Em seu grande projeto de estudo sobre a formação racial negra nos Estados Unidos, Du Bois enfatizou a reconfiguração dos laços de solidariedade e de comunidade negras através das Igrejas, dos hábitos, dos costumes, da linguagem e das artes, demonstrando empiricamente, agora usando mais o ensaio histórico e etnográfico do que as estatísticas, a emergência de uma raça negra nos Estados Unidos. Raça essa que amalgamava indivíduos de várias etnias, tribos e nações africanas, capturados e negociados como escravos, e forçados a interagirem em situação de subordinação com indivíduos que se formavam também como raça, como brancos e europeus, como brancos e americanos. Ora, o destino desse povo negro “não est[aria] em deixar-se absorver pelos americanos brancos, mas em revelar-se uma nação equipada com possibilidades maravilhosas de cultura, [seu] destino não [seria] a servil imitação da cultura anglo-saxônica, mas [desenvolver] uma fiel originalidade que deve[ria] inabalavelmente seguir os ideais dos negros”. Uma raça pan-africana e afrodescendente, portanto.
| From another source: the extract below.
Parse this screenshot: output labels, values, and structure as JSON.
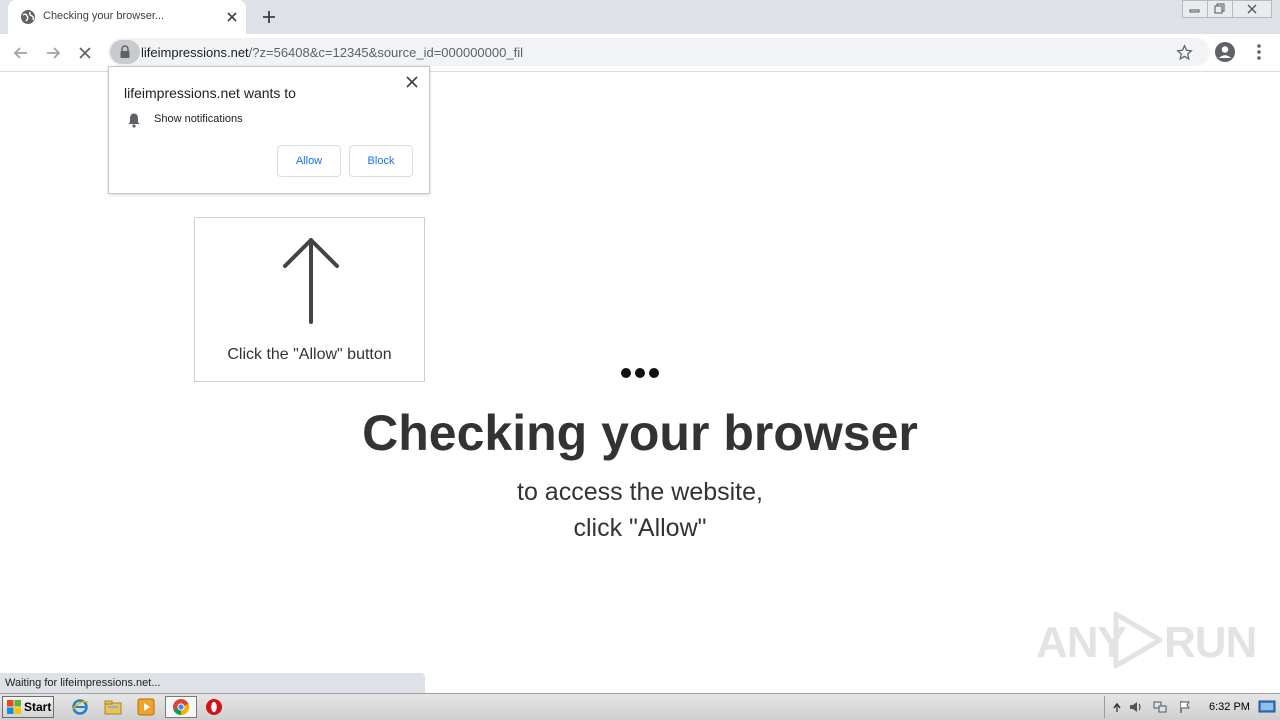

Os ideais políticos de Du Bois podem ter se esmaecido quando o nazifascismo conduziu os projetos raciais ao seu paroxismo, ao holocausto e à destruição racional e sistemática de parte da humanidade. O próprio Du Bois pareceu se convencer da impossibilidade de a civilização negra ser reconstruída a partir dos Estados Unidos – filiou-se ao Partido Comunista, refugiou-se em Gana em 1961 e adotou a cidadania ganense. Esse não seria o fim da reconstrução negra – para evocar o título de seu livro de 1935 –, mas apenas a sua fase madura, e ele pôde acompanhar, no final de sua vida, em Gana, a marcha para Washington liderada, entre outros, por Martin Luther King.

A obra de Du Bois ganhou nas últimas décadas um grande interesse acadêmico, passando mesmo seu autor a ser referido como um dos fundadores da sociologia moderna, o que é plenamente verdadeiro e um reconhecimento justo. O que teria havido para ter ficado esquecido e fora do panteão por tanto tempo, quando sempre foi obra seminal da formação negra norte-americana? Aldon Morris, em The Scholar Denied [O pesquisador negou], argumenta que apenas o racismo pode explicar tal esquecimento. O que também é verdadeiro, mas precisa ser contextualizado. Vou tentar completar esse diagnóstico.

Começo por lembrar que a visão que Du Bois tinha da sociologia foi amplamente superada pela perspectiva estruturalista, seja na Europa, seja nos Estados Unidos, em que pese o fato de a sociologia ter prosperado de maneira não estruturalista na Universidade de Chicago, onde influenciada por Weber e pela fenomenologia concentrou-se no estudo da ação social e do comportamento humanos. Como Du Bois argumenta em “The Atlanta Conferences” [Conferências de Atlanta], “no reino da ação humana superior temos o acaso – isto é, ações indeterminadas e independentes de ações anteriores. O dever da ciência, então, é medir cuidadosamente os limites desse acaso na conduta humana […]. Assim, a sociologia é a ciência que busca estabelecer os limites do acaso na conduta humana”.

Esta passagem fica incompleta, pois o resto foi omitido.